First the Massachusetts regulations: The new rules ensure that the state’s Renewable Portfolio Standard rewards only biopower that reduces carbon emissions. These standards are the first in the world to set a performance requirement for biomass and are critical to reducing carbon emissions and protecting forests, both in Massachusetts and nationally. The Patrick administration should be applauded for its bold, science-based policies.
These standards are important because they distinguish between good biomass over bad. Study after study has shown that burning whole trees to produce electricity increases carbon pollution for many decades compared with fossil fuels including coal. On the other hand, electricity generation fueled by short-rotation crops, wood waste and reclaimed wood, and timber harvest residues (tops and branches) can reduce carbon emissions and represents an appropriate alternative fuel source.
The regulations are grounded in this science; different forms biomass fuels have different climate impacts and are treated differently. The new rules require that biomass plants rely predominantly on “timber harvest residues” rather than whole trees and demonstrate emissions reductions of at least 50 percent over 20 years as compared to natural gas.
The Massachusetts model mirrors the findings of an expert panel that is advising the EPA on carbon accounting for biomass energy. Last summer, EPA convened an 18-member panel of scientific experts (Biogenic Carbon Emissions Panel) to provide advice on rules for assessing the climate impacts of bioenergy combustion within the constraints of the Clean Air Act. Earlier this month, that science panel released its long-awaited report. The report confirms that not all biomass is created equal: all except one member of the science panel flatly rejects the flawed assumption that all biomass is carbon neutral.
It’s also critical that we protect our forests, and the regulations get it right here too. While timber harvest operations are allowed to generate residues (tops and branches) dedicated for biomass burning, a portion of these residues must be retained in the forests to replenish soil nutrients and provide wildlife habitat. The rules also include measures to protect old growth forests, critical habitats, and sensitive soils.

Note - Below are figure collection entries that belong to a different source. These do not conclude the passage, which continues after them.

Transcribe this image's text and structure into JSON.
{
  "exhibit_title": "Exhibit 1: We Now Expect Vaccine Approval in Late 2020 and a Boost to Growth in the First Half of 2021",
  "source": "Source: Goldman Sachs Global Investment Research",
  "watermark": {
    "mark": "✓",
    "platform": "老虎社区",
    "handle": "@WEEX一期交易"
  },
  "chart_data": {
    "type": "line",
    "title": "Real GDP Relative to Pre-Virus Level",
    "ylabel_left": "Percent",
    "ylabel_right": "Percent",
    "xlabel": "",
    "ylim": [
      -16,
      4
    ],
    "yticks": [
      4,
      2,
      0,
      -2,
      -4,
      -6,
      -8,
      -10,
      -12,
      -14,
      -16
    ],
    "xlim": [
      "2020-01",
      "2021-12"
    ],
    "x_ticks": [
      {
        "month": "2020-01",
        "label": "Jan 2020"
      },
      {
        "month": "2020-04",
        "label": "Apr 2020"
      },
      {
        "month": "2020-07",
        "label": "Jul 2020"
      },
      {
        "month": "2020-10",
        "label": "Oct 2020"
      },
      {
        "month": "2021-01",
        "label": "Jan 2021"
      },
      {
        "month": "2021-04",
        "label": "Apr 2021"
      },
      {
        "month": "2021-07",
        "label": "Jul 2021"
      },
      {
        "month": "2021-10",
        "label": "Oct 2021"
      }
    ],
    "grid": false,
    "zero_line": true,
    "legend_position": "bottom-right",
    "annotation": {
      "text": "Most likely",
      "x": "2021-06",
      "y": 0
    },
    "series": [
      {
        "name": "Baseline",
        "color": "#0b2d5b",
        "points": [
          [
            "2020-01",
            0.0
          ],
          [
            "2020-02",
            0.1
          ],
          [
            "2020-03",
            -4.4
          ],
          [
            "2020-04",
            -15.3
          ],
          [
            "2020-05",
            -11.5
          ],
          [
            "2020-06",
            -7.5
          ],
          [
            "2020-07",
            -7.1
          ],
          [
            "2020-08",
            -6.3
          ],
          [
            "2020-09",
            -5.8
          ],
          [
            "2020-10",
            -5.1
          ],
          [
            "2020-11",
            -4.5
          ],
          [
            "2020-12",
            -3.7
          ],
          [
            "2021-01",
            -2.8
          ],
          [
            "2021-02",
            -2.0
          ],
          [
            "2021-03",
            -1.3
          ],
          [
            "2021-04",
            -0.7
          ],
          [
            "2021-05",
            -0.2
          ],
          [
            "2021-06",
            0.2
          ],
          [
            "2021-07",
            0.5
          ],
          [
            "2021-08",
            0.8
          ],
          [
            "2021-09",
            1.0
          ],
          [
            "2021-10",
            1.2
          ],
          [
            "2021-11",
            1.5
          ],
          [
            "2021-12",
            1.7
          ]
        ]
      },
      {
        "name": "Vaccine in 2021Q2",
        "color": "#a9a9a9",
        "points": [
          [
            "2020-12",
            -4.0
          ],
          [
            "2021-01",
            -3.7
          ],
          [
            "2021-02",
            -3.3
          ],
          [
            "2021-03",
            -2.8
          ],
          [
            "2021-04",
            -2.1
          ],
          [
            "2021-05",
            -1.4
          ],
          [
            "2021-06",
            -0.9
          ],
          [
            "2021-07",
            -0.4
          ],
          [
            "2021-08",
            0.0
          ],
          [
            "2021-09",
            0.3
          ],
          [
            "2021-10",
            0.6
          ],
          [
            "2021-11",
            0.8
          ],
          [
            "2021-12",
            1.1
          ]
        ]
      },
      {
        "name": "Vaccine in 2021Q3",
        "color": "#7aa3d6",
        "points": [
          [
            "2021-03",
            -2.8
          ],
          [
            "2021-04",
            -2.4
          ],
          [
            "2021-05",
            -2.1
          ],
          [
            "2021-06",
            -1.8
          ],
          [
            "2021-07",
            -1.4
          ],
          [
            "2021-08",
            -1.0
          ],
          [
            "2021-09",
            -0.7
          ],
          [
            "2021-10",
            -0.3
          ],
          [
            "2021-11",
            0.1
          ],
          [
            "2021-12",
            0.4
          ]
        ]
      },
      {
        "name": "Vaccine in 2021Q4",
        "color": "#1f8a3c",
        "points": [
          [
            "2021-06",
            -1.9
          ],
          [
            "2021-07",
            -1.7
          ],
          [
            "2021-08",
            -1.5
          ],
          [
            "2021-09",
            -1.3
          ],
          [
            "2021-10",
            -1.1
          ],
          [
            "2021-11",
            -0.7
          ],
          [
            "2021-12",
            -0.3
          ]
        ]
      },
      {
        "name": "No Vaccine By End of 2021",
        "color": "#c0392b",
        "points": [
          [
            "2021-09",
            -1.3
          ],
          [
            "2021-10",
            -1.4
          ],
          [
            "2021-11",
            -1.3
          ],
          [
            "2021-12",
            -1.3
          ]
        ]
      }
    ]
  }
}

These developments are pivotal in challenging the misguided assumption that biomass energy is categorically carbon neutral and renewable. This misconception is embedded in many existing renewable energy policies that promote biomass fuels uniformly for electricity production. The Massachusetts regulations and the SAB report are a vitally important to drive sound policy reforms with utilities, states and with the EPA – all of whom play a critical role in getting biomass right.